Staying true to this catalyst, Kristine travels extensively and makes it a point to take cooking classes anywhere she goes. She has staged in Spain and Vancouver, and visits restaurants she admires any time she is in a different city. Although she is guided by global cuisine, she still has certain favorites.
"I love Mediterranean flavors and classic French execution," she says. "All my sauce-making is French in execution, but not necessarily in flavor… I feel like I have a playful style." This playful characteristic of her cooking is going to greatly benefit diners, as it's a driving force behind her vision for Mulberry.
"I want people to come in and have a flavor combination that maybe they've never tried before. It's not going to be molecular but it's not super traditional, either. I think that's what makes it fun!" Fun - she used the word extensively throughout our conversation, making it clear her work is truly her passion.
While she will strive to surprise, she will never forget to please. The people who come in to eat are her greatest critics, and the ones who sometimes call the shots.
"I had a salad on here with baby romaine and it just wasn’t selling. So I changed it. And now the new one is flying out the door," she explains. "So it's seeing what the public that dines here wants, and trying to find my way with them." This task can be daunting when creating a menu from your own concepts. It's vulnerable, risky, and gives critiques a more personal edge to them. Kristine has a built-in defense, though: humility.
"You need to have confidence and courage to believe in your own ideas, but you also can't have an ego about it. You need to accept when something is wrong and realize, 'I'm fallible'."
It took her years to hone the skills necessary to create her own menu, and she attributes much of the credit to the six years she spent working at Jeffery's under her two mentors, Alma Alcocer-Thomas and David Garrido. The kitchen environment they created was collaborative, so when one person proposed an idea, they all came together to make it work. It's a framework she's hoping to build at Mulberry.
"I really love to surround myself with people who think about food, you know? I think that people can learn to cook, but they can't necessarily learn how to think about it."
With that being said, I wanted to know what Kristine thought of her own food.
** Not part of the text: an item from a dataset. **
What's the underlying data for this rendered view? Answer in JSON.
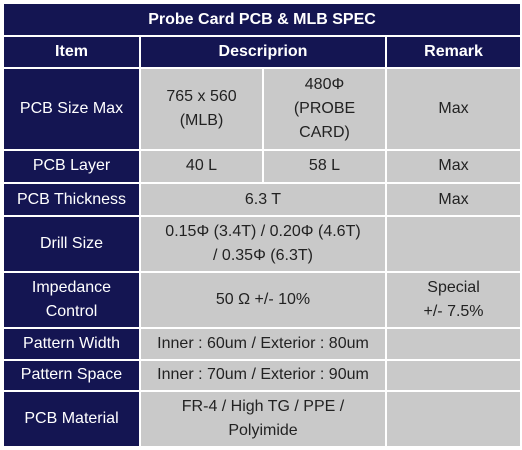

If she were to sit down to dine in Mulberry, what exactly would she have? It goes as follows:
Appetizer course: Escargot
Salad course: Duck breast salad
Entrée course: Coq au vin
Dessert course: Dark chocolate ganache
She struggled to choose in each course (they’re all so lovely), but especially the entrées. Ultimately, the coq au vin won because of its uniqueness. It is not your traditional, red wine based, mushroom-driven dish. Kristine displays her playful, experimental side by using a white wine based brine containing lemon, honey, mirepoix, fennel, and ginger. There are apricots and sweet potatoes, herbs from start to finish, and the creative presentation of serving the finished product in sliced medallions.
Her ganache is another distinct item, combining two flavors I would have never thought to put together: chocolate and olive oil. But these unexpected twists are what will shape Mulberry's identity under Kristine's imaginative style, as well as give us a place to continually anticipate.
"I would like it to always be changing and have people curious to see what will come next," she says of her vision. "I want to stay current and I also need to stay entertained. I can't make the same thing back there over and over again, everyday."
I have the feeling we'll thank her for that.